Burma lambasted over Suu Chi’s incarceration
Despite mounting diplomatic pressure, Burma’s, also known as Myanmar, pro-democracy figurehead Aung San Suu Chi spent her 58th birthday on Thursday incarcerated in Yangon’s inhospitable Insein prison.
Burma’s military leadership refuses to budge on her release, despite overtures from America and Britain.
Its government blames the Nobel pace laureate for inspiring violent disturbances in the country.
The reclusive military junta took Suu Chi and 19 members of her National League for Democracy movement into ‘protective custody’ on May 30.
Foreign Office Minister Mike O’Brien failed in an attempt to phone her.
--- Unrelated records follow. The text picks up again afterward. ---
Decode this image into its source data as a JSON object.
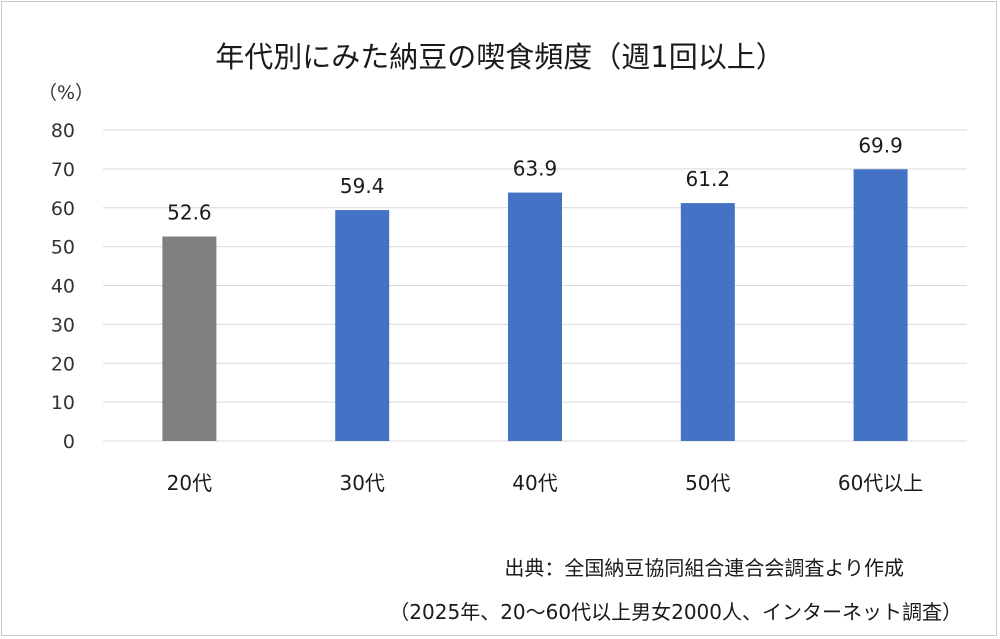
{
  "chart_data": {
    "type": "bar",
    "title": "年代別にみた納豆の喫食頻度（週1回以上）",
    "ylabel": "（%）",
    "ylim": [
      0,
      80
    ],
    "yticks": [
      0,
      10,
      20,
      30,
      40,
      50,
      60,
      70,
      80
    ],
    "grid": true,
    "categories": [
      "20代",
      "30代",
      "40代",
      "50代",
      "60代以上"
    ],
    "values": [
      52.6,
      59.4,
      63.9,
      61.2,
      69.9
    ],
    "data_labels": [
      "52.6",
      "59.4",
      "63.9",
      "61.2",
      "69.9"
    ],
    "bar_colors": [
      "#7f7f7f",
      "#4472c4",
      "#4472c4",
      "#4472c4",
      "#4472c4"
    ],
    "grid_color": "#d9d9d9"
  },
  "source": {
    "line1": "出典：全国納豆協同組合連合会調査より作成",
    "line2": "（2025年、20～60代以上男女2000人、インターネット調査）"
  }
}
In a statement he said: ‘I am appalled to learn that Suu Kyi is being held in the notorious Insein Jail on the outskirts of Rangoon in a two-room hut.
‘I understand that she continues to wear the clothes in which she was arrested.
‘I am particularly disturbed to hear that Suu Kyi is being held under Section 10(a) of the 1975 State Protection Law.
‘This is the most draconian of the Burmese military regime’s laws, which allows for detention without access to family or lawyers for 180 days at a time up to a total of five years, with no prospect of appeal.
‘This completely discredits the regime’s claim that she is being held in `protective custody’.’
Officials at the ASEAN meeting in Phnom Penh, Cambodia demanded of Burma’s foreign minister assurances that her liberation was imminent.
Foreign Minister Win Aung said her detention was not long term.
He told a news conference: ‘We are not a brutal country. If we were brutal, there would be signs of brutality all across the country.’